Many were thinking the O’s were going to go with right-hander, Darren O’Day and his sidearm pitching style. Others were worried Buck Showalter was going to stick with the closer who has caused numerous headaches in the Baltimore community.
Fans did not have to wait long. After Nelson Cruz blasted a shot to right-center field through the strong winds in Kauffman Stadium, the Orioles bats were silenced by a superb pitching performance from the Royals youngster, Yordano Ventura. Along with some great efforts by the Royals relievers, the Orioles struck out thirteen times collectively.
Luckily, Wei-Yen Chen was able to pitch out of some jams and only gave up one earned run, and thanks a great outing by O’Day who pitched 1.2 innings of relief, the Orioles were able to hold onto a 2-1 lead.
Throughout the top of the ninth inning, fans were eagerly awaiting who was to emerge from the bullpen to pitch in the bottom of the ninth. The camera continuously panned back to the bullpen.
Hunter started throwing and I think I speak for most fans when I say my hands became clammy and my heart beat a bit faster. Yet, later in the top of the ninth, Zach Britton was seen throwing some warm-up pitches while Hunter sat watching.
The Orioles batters were put down in order and the moment came. The bullpen door to the field slowly opened and fans awaited the team’s “fate.” Luckily, the pitcher who ran onto the field had on the jersey with the number “53” on it and not “29.”
All fans were excited to see how Britton would perform in this setting. Many pitchers would be “amped up” and not able to perform under the pressure that comes with a save opportunity. However, Britton stepped up to the challenge and pitched with confidence and precision.
After the first Royals batter grounded out to second for the first out, Britton faced off against former Oriole, Danny Valencia.
Valencia was well aware of Britton’s pitching tendencies so Britton had to proceed with caution. After Valencia worked the count to 3-2, Britton threw one Valencia count not lay off of and caused him to hit a weak ground ball to J.J. Hardy who handled it with ease, making the throw to first for the second out of the inning.
Britton was one out away from doing something no Orioles closer has done this year: pitch a 1-2-3 ninth inning to close the game. He wasted little time with the third Royals batter he faced. With a 1-0 count, Britton threw a 94 MPH fastball that forced the batter to hit the ball with the end of his bat causing another weak ground ball to Hardy.
Hardy threw to first for the third and final out. This ninth inning performance by Britton was great for two reasons.

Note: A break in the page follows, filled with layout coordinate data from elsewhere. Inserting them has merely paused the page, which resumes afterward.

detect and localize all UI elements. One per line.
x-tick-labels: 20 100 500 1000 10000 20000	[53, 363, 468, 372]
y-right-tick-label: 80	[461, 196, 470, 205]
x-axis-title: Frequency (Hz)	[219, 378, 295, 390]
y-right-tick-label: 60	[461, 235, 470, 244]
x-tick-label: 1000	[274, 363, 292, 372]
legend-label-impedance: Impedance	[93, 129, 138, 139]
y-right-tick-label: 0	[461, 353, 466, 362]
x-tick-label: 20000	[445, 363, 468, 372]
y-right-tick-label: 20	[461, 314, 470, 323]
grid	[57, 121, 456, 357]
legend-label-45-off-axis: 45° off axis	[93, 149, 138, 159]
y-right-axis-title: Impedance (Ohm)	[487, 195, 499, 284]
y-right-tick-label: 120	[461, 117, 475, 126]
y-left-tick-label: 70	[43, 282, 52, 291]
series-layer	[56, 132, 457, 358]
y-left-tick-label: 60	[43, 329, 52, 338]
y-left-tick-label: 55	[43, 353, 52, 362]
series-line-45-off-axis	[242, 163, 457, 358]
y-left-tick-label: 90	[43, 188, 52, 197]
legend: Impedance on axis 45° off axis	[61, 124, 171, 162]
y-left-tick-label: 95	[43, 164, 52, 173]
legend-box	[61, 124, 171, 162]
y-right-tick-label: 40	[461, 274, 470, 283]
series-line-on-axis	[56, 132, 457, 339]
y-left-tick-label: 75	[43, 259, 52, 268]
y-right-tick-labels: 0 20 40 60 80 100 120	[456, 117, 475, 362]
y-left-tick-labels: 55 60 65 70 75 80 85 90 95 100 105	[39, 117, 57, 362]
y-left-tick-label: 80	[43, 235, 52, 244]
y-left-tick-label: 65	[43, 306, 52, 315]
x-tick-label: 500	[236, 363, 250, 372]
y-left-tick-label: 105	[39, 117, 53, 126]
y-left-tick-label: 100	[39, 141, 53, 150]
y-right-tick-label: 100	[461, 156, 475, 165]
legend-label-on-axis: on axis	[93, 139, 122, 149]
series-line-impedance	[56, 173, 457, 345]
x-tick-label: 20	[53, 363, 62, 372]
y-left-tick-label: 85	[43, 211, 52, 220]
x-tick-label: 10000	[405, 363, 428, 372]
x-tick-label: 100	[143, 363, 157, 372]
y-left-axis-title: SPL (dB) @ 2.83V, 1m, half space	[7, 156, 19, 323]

One, it snapped Baltimore’s four-game losing streak, which allowed for the O’s to remain in first place in the American League East. And two, it showed every Baltimore Orioles fan that a pitcher can shut down the opposing team 1-2-3 when the game is on the line in the ninth inning and secure the save for the birds.
This was Britton’s first career save. The scoreless inning of work lowered Britton’s ERA to 0.81. Although I do not see Britton as the closer because he may be the team’s strongest reliever in the sixth and seventh inning, it was nice to see that the Orioles do have a pitcher who can sit the opponent down in order to get the save and secure a win for the O’s.
The true question is now: Who will Showalter put in the next game for a save situation? Only time will tell.